Il cuculo ha deposto l’uovo… e mi chiedo perché nessuno degli altri uccelli si lamenta

Il titolo del famoso romanzo di Ken Kesey, nonché dell’omonimo film con Jack Nicholson “Qualcuno volò sul nido del cuculo”, è sbagliato. Il cuculo non ha mai fatto il nido. E di conseguenza nessuno può essere volato sul nido del cuculo. Che Kensey lo abbia fatto apposta? Non lo so.
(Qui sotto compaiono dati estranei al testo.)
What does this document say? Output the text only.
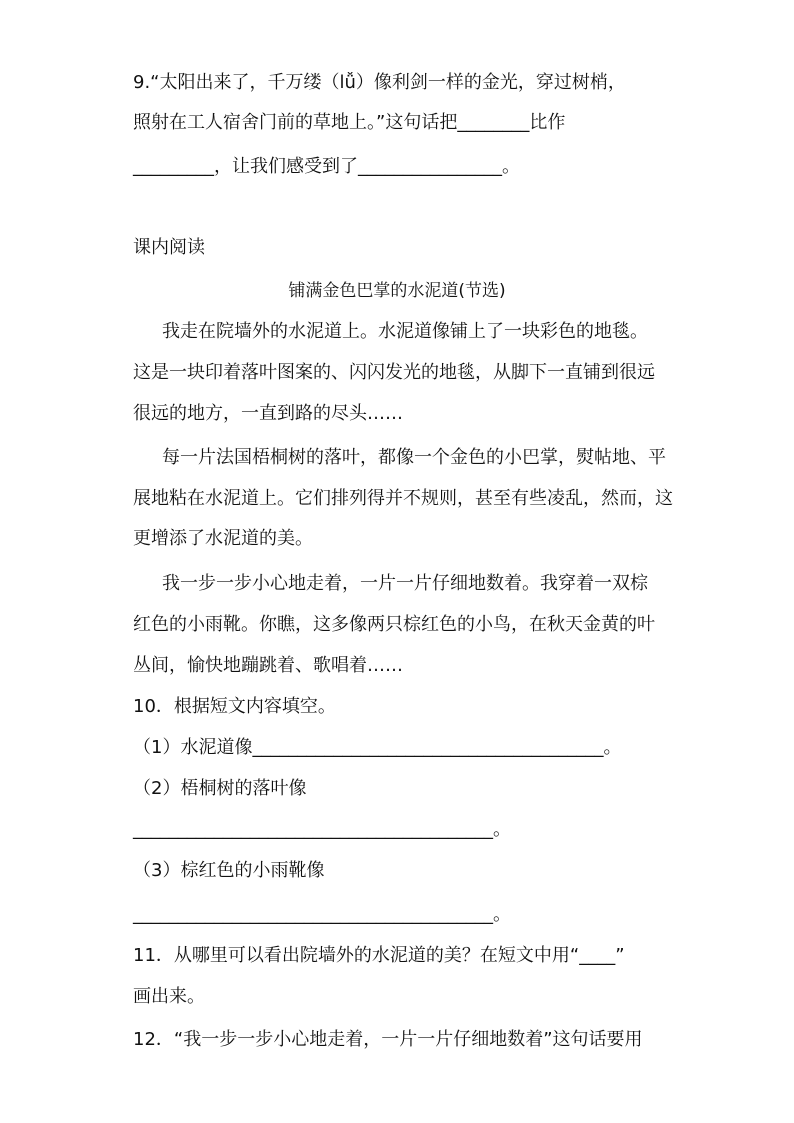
9.“太阳出来了，千万缕（lǚ）像利剑一样的金光，穿过树梢，
照射在工人宿舍门前的草地上。”这句话把________比作
_________，让我们感受到了________________。
课内阅读
铺满金色巴掌的水泥道(节选)
我走在院墙外的水泥道上。水泥道像铺上了一块彩色的地毯。
这是一块印着落叶图案的、闪闪发光的地毯，从脚下一直铺到很远
很远的地方，一直到路的尽头……
每一片法国梧桐树的落叶，都像一个金色的小巴掌，熨帖地、平
展地粘在水泥道上。它们排列得并不规则，甚至有些凌乱，然而，这
更增添了水泥道的美。
我一步一步小心地走着，一片一片仔细地数着。我穿着一双棕
红色的小雨靴。你瞧，这多像两只棕红色的小鸟，在秋天金黄的叶
丛间，愉快地蹦跳着、歌唱着……
10．根据短文内容填空。
（1）水泥道像_______________________________________。
（2）梧桐树的落叶像
________________________________________。
（3）棕红色的小雨靴像
________________________________________。
11．从哪里可以看出院墙外的水泥道的美？在短文中用“____”
画出来。
12．“我一步一步小心地走着，一片一片仔细地数着”这句话要用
Ma sta di fatto che accadono queste cose in natura; accade che un uccello deponga il suo uovo in un nido di altri uccelli. E così non ha nemmeno fatto la fatica di costruirsi un nido, ma soprattutto non farà la fatica di crescere la prole. Il cuculo depone un solo uovo, di solito ben più grosso di quelli che già stanno nel nido. Il cuculo qui da me è sempre ben presente. Lo sento cantare e fare i suoi versi un po’ ridicoli nelle fasi primaverili di corteggiamento. Lo sento quando è in esplorazione per decidere quale sarà la casa del suo uovo abusivo. In primavera qui mi sveglio fra il canto delle cince, dei codirossi e del cuculo; ci sono anche le ghiandaie e il picchio verde. Quest’ultimo si fa sentire spesso con la sua risata sguaiata. Meno melodiosa del canto del cuculo, ma a me piace. Mi sta un sacco simpatico il picchio verde, a differenza del cuculo, che mi piace, sì, ma con delle riserve, ecco. E’ che volenti o nolenti siamo tutti pieni di preconcetti, noi umani. A noi piace il picchio verde, perché è un gran lavoratore, e perché non parasitizza i nidi altrui deponendoci uova abusive.
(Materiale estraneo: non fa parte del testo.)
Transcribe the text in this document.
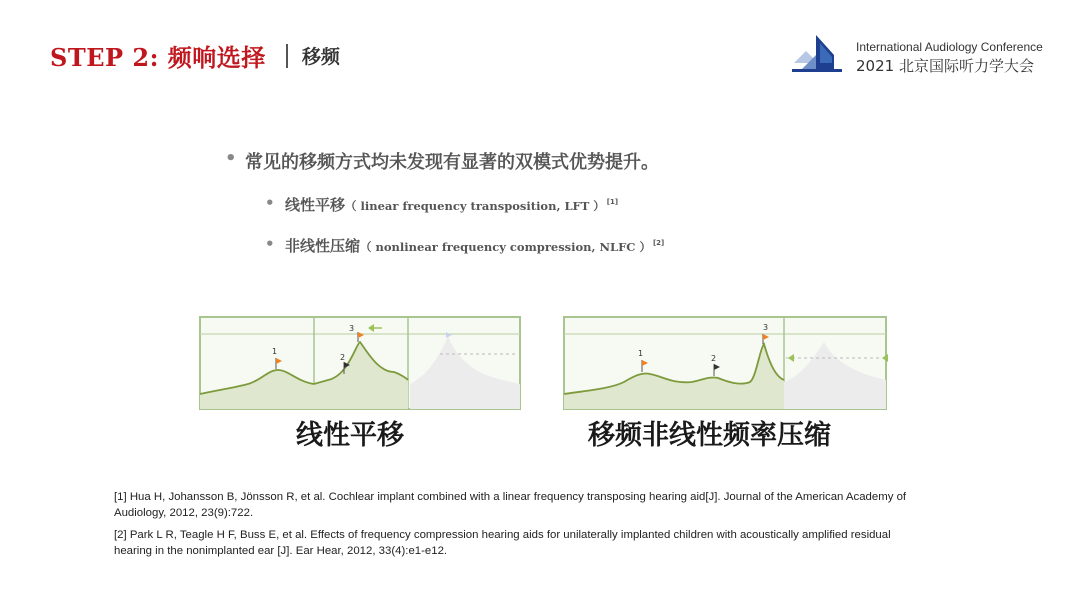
STEP 2: 频响选择 移频	International Audiology Conference
2021 北京国际听力学大会
• 常见的移频方式均未发现有显著的双模式优势提升。
• 线性平移（ linear frequency transposition, LFT ） [1]
• 非线性压缩（ nonlinear frequency compression, NLFC ） [2]
1
2
3
线性平移
1
2
3
移频非线性频率压缩
[1] Hua H, Johansson B, Jönsson R, et al. Cochlear implant combined with a linear frequency transposing hearing aid[J]. Journal of the American Academy of Audiology, 2012, 23(9):722.
[2] Park L R, Teagle H F, Buss E, et al. Effects of frequency compression hearing aids for unilaterally implanted children with acoustically amplified residual hearing in the nonimplanted ear [J]. Ear Hear, 2012, 33(4):e1-e12.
Secondo il metro di valutazione umano, specie alla quale mio malgrado appartengo (lo sottolineo, perché sia mai che me lo dimentico), tutti questi esseri sarebbero definiti “brava gente”…tranne il cuculo. Perché a nostro modo di vedere, il cuculo è un parassita, parliamoci chiaro! Uno di passaggio che si approfitta del buon cuore e dell’ingenuità delle altre specie, deponendo le sue uova nei loro nidi e lasciando che loro provvedano ad alimentare suo figlio, finché questo non sfratterà i fratelli più piccoli e deboli, buttandoli fuori dal nido, per approvvigionarsi di tutto il cibo che i genitori ignari, continuano a portargli con un lavoro di via vai integerrimo e senza sosta. Un po’ come accade per quelli che abbandonano i figli che poi vengono presi in carico dall’assistenza sociale, con la differenza che qui le famiglie d’accoglienza sono sempre molto efficienti e premurose e portano il figlio abbandonato sempre e comunque alla maggiore età e senza fargli mancare nulla. Una cosa così, ma molto più metodica, studiata e ben congeniata, la tattica di riproduzione del cuculo. Il cuculo è un professionista dell’abbandono della prole.
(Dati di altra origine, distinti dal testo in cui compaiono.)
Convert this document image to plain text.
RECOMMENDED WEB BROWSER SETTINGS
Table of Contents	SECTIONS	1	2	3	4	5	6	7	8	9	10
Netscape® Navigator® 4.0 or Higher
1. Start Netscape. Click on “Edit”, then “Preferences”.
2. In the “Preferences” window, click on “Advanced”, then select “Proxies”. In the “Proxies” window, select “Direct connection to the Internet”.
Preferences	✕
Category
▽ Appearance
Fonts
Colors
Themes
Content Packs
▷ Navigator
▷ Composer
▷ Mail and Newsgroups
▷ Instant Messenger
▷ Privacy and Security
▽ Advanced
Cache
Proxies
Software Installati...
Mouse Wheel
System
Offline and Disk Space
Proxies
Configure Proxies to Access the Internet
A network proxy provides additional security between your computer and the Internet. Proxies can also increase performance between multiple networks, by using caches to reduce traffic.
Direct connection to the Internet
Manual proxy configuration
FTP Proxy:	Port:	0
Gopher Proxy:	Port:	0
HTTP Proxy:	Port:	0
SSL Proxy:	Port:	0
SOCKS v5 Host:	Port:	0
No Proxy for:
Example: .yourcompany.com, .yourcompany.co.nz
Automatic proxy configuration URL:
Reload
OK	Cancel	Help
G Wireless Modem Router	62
In natura c’è sempre una spiegazione a tutto. Niente accade per caso. Io mi sono chiesta per anni quale fosse la spiegazione per un comportamento di questo tipo e no, non sono ancora riuscita a capire, non sono ancora riuscita a darmela, una spiegazione plausibile. Voglio dire, un uccello come il cuculo non avrebbe problemi di sopravvivenza se anche adottasse i metodi riproduttivi che adottano tutti gli altri uccelli, facendosi un nido e deponendovi le sue uova… eppure, niente: lui fa sta cosa ignobile. E sta cosa comporta la morte di altri uccelli, perché i fratellastri non hanno scampo; vengono inevitabilmente buttati fuori dal nido. Ed è terribile sto fatto che i genitori non ci arrivino, non capiscano e continuino a nutrire un figlio parassita, che non è roba loro.

Insomma, gente; a me sto fatto mi rode. Ed è per questo che non so capirne il senso, perché non so pensarci a mente lucida. Non so vedere la cosa libera da preconcetti. Per me, da qualsiasi lato guardo la situazione, mi pare una roba che non ha scusanti; una cosa inconcepibile, ecco!! Eppure, se la natura ha deciso che sta cosa deve accadere così, un motivo lo avrà avuto, no? E allora mi capita di pensare alla Morte; proprio così. Quante volte di fronte alla Morte abbiamo provato quel senso di impotenza e di smarrimento, dovuto spesso proprio al sentore che la Morte è ingiusta e inclemente? Ecco, più o meno, ci si potrebbe fare su un discorso analogo. Il punto è che in natura accadono cose che noi umani non ci sappiamo spiegare, perché siamo ancora troppo piccoli. Non ci arriviamo perché non ne sappiamo abbastanza della vita, per capire anche la Morte. Se non sappiamo capire le ragioni del cuculo, figuriamoci se sappiamo capire le ragione di madama Morte, mi viene da dire.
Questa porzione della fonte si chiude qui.